Les œuvres de Tinarelli sont, par essence, des hymnes à la vie. Elles l’étaient dans les années 1980, elles l’ont été tout au long de son parcours artistique, et elles le sont encore, même lorsqu’elles prennent un visage plus ludique et plus enjoué. Les œuvres les plus récentes traduisent l’imagerie de l’artiste dans des formes poétiques qui renvoient à la condition humaine comme à un parcours fait de fragments d’expériences qui se stratifient, se séparent et se recomposent continuellement au fil du temps. Il ne s’agit pas de représentations de la vie, mais plutôt de visions. Des visions d’un artiste profondément amoureux de la mosaïque, profondément engagé dans la mosaïque. Des visions dans lesquelles la matière et l’idée vivent en symbiose totale : les références à la pratique de la mosaïque abondent jusque dans les titres, et il y a même un cas de titre onomatopéique qui fait référence au métier de mosaïste(Rito rode pick tack de 1988).
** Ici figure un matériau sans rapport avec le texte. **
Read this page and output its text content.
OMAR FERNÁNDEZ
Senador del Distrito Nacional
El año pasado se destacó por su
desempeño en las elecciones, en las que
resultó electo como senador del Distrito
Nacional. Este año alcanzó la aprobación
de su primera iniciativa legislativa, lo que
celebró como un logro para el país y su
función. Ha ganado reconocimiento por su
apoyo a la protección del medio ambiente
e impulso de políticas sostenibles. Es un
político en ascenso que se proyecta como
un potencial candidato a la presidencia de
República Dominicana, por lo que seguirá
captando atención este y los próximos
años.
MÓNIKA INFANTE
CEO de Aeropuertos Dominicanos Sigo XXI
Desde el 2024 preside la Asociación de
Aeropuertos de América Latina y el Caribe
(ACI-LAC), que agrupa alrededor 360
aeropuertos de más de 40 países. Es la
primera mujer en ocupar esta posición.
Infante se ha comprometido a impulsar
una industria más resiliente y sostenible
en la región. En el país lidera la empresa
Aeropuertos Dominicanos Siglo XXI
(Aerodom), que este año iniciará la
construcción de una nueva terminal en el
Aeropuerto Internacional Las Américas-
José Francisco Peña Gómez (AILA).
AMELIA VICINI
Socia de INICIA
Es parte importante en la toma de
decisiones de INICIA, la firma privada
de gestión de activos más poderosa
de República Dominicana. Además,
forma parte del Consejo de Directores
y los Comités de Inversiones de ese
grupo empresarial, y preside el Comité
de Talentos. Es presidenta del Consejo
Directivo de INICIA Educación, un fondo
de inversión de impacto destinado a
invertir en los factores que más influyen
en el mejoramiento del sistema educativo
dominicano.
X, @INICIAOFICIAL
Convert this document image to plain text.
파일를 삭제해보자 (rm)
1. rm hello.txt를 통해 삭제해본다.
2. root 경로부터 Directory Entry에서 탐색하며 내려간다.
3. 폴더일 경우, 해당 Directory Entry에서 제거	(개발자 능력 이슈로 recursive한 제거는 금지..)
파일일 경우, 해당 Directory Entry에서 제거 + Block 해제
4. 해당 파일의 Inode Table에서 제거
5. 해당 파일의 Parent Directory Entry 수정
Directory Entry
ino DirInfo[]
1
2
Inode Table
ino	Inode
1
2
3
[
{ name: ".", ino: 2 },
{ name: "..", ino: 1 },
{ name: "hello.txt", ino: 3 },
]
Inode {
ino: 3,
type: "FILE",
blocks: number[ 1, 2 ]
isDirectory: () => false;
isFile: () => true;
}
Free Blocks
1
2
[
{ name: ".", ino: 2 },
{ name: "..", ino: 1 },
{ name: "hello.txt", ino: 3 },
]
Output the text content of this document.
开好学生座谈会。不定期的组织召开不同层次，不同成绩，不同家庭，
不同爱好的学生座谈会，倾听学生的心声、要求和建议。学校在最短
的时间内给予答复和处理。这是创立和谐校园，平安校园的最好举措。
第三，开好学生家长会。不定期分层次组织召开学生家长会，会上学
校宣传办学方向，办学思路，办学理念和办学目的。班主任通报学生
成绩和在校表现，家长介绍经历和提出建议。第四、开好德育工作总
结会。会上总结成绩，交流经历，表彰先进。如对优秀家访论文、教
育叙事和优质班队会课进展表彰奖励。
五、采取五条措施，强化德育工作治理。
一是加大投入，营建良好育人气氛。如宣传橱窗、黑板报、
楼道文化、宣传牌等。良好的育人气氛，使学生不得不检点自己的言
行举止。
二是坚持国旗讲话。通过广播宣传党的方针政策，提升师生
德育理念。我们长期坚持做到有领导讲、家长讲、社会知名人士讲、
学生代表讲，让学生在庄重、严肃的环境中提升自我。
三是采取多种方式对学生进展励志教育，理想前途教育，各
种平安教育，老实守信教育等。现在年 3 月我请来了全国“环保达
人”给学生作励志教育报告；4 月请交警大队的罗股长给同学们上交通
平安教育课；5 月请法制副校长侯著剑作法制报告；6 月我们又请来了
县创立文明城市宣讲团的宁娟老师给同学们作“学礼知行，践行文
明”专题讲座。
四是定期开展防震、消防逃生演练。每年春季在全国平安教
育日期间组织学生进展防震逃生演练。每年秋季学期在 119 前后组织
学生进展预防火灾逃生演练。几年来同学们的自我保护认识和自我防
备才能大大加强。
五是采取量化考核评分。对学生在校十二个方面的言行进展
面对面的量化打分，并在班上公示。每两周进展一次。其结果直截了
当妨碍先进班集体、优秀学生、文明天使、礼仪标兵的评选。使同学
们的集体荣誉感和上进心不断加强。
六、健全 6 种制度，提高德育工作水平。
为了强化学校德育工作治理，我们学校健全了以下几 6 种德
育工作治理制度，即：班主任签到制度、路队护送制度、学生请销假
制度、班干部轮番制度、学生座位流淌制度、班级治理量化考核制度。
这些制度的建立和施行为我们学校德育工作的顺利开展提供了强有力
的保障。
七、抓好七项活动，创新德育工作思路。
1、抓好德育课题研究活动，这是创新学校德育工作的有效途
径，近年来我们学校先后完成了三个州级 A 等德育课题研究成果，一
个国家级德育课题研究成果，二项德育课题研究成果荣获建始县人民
Des visions dans lesquelles il n’est pas rare de voir l’ancien et le contemporain dialoguer, parfois même de manière directe, comme lorsque, en 2017, sa Tovaglia romagnola a été placée dans la crypte de la basilique de San Francesco à Ravenne pour l’édition de cette année de la Biennale del Mosaico. Des visions poétiques, en somme. Il semble presque que, par le biais de la fragmentation et de l’harmonie, d’une abstraction gestuelle et contrôlée, d’un signe qui donne vie à la surface, Enzo Tinarelli veuille suggérer que toute existence se construit dans la rencontre entre le chaos et l’ordre, entre la logique et l’irrationalité, entre le passé et le présent.